Desde el Grupo Barolo (https://grupobarolo.wordpress.com), colectivo de militantes del campo popular y trabajadores de la cultura y la comunicación, se discutieron y propusieron, desde una perspectiva nacional, popular, democrática y feminista, cinco grandes ejes organizadores de la política cultural:

La veloz reconversión tecnológica ha masificado el uso, acceso y disfrute de la cultura por vía digital. Pero, todo el andamiaje de políticas y regulaciones organizadas para las prácticas culturales no se adecuaron a estos modos. Los derechos a la cultura y la comunicación no deben ser segmentados por edades ni por soportes de circulación. Para evitar que se generen ciudadanos de primera y de segunda, el Estado debe garantizar el acceso a la conectividad digital a todas y todos, lo que está en juego es el acceso a la información, a la comunicación y la cultura.

La cultura implica diversidad, pluralidad, culturas en plural. De otra manera, es pensamiento único, totalitario. El mercado, si no está regulado, en su afán por maximizar ganancias, no perseguirá la diversidad, menos aún, si la monotonía que genera concentración es más rentable. El Estado, a través de marcos regulatorios específicos y de políticas activas, debe trabajar para garantizar la pluralidad y la protección de los derechos laborales, previsionales y autorales de los trabajadores de las industrias culturales, especialmente, en su transición a los soportes digitales.  

La identidad nacional es el corazón de la cultura de un país. El Estado tiene que preservar, difundir y proteger su patrimonio tangible e intangible, su historia, su memoria y su futuro.

Una cultura fuerte es una cultura creativa. La creación tiene que ser fomentada en todas las etapas de la vida. Sin artistas, sin creadores y sin productores de contenidos culturales es imposible pensar en una cultura nacional viva. Para ello, el Estado debe acompañar y financiar la creación artística y la igualdad en el acceso a contendidos culturales.

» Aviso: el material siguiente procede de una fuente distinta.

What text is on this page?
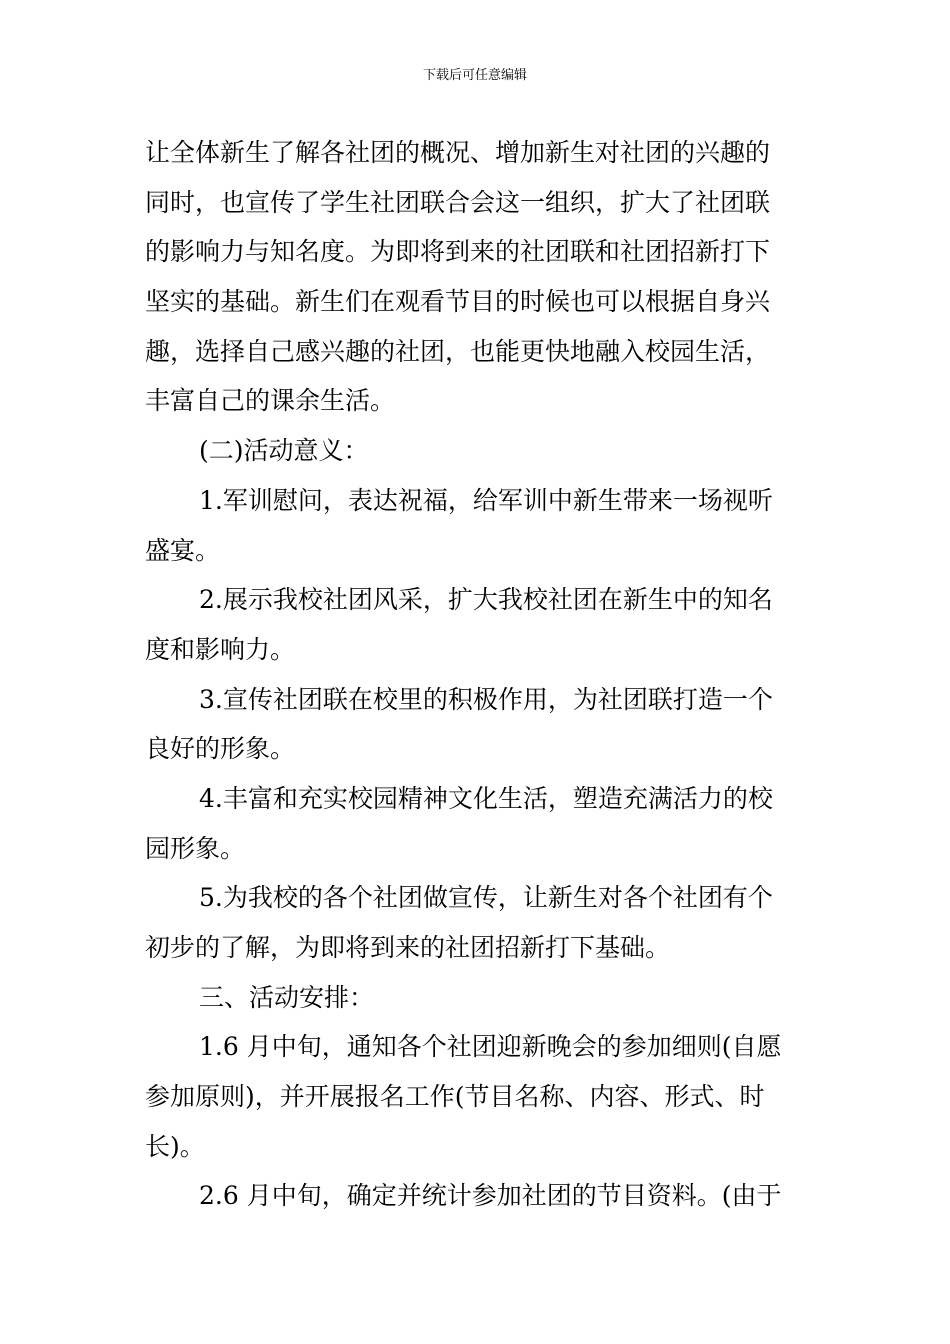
下载后可任意编辑
让全体新生了解各社团的概况、增加新生对社团的兴趣的
同时，也宣传了学生社团联合会这一组织，扩大了社团联
的影响力与知名度。为即将到来的社团联和社团招新打下
坚实的基础。新生们在观看节目的时候也可以根据自身兴
趣，选择自己感兴趣的社团，也能更快地融入校园生活，
丰富自己的课余生活。
(二)活动意义：
1.军训慰问，表达祝福，给军训中新生带来一场视听
盛宴。
2.展示我校社团风采，扩大我校社团在新生中的知名
度和影响力。
3.宣传社团联在校里的积极作用，为社团联打造一个
良好的形象。
4.丰富和充实校园精神文化生活，塑造充满活力的校
园形象。
5.为我校的各个社团做宣传，让新生对各个社团有个
初步的了解，为即将到来的社团招新打下基础。
三、活动安排：
1.6 月中旬，通知各个社团迎新晚会的参加细则(自愿
参加原则)，并开展报名工作(节目名称、内容、形式、时
长)。
2.6 月中旬，确定并统计参加社团的节目资料。(由于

El reconocimiento de múltiples identidades -basadas en cuestiones sociales, sexuales, lingüísticas o de cualquier tipo- es fundamental para garantizar el pleno ejercicio de los derechos culturales dentro de una sociedad. El Estado tiene que implementar políticas activas para incluir, fomentar y visibilizar expresiones culturales alternativas, comunitarias y no hegemónicas.

Un país normal, un país que se levante de estas ruinas en las que lo ha sumido el gobierno macrista es, sin dudas, un país con un proyecto nacional de cultura soberano. Quienes formamos parte del campo de la cultura y la comunicación tenemos que colaborar en la construcción de esa agenda ambiciosa, pero necesaria, por su fuerte papel en la socialización, la configuración del imaginario colectivo y el desarrollo democrático. Una agenda cultural, entonces, que recupere la dignidad, la libertad, la paz social y el orgullo de ser argentinos y argentinas. Una propuesta de país en la que entren quienes quieran.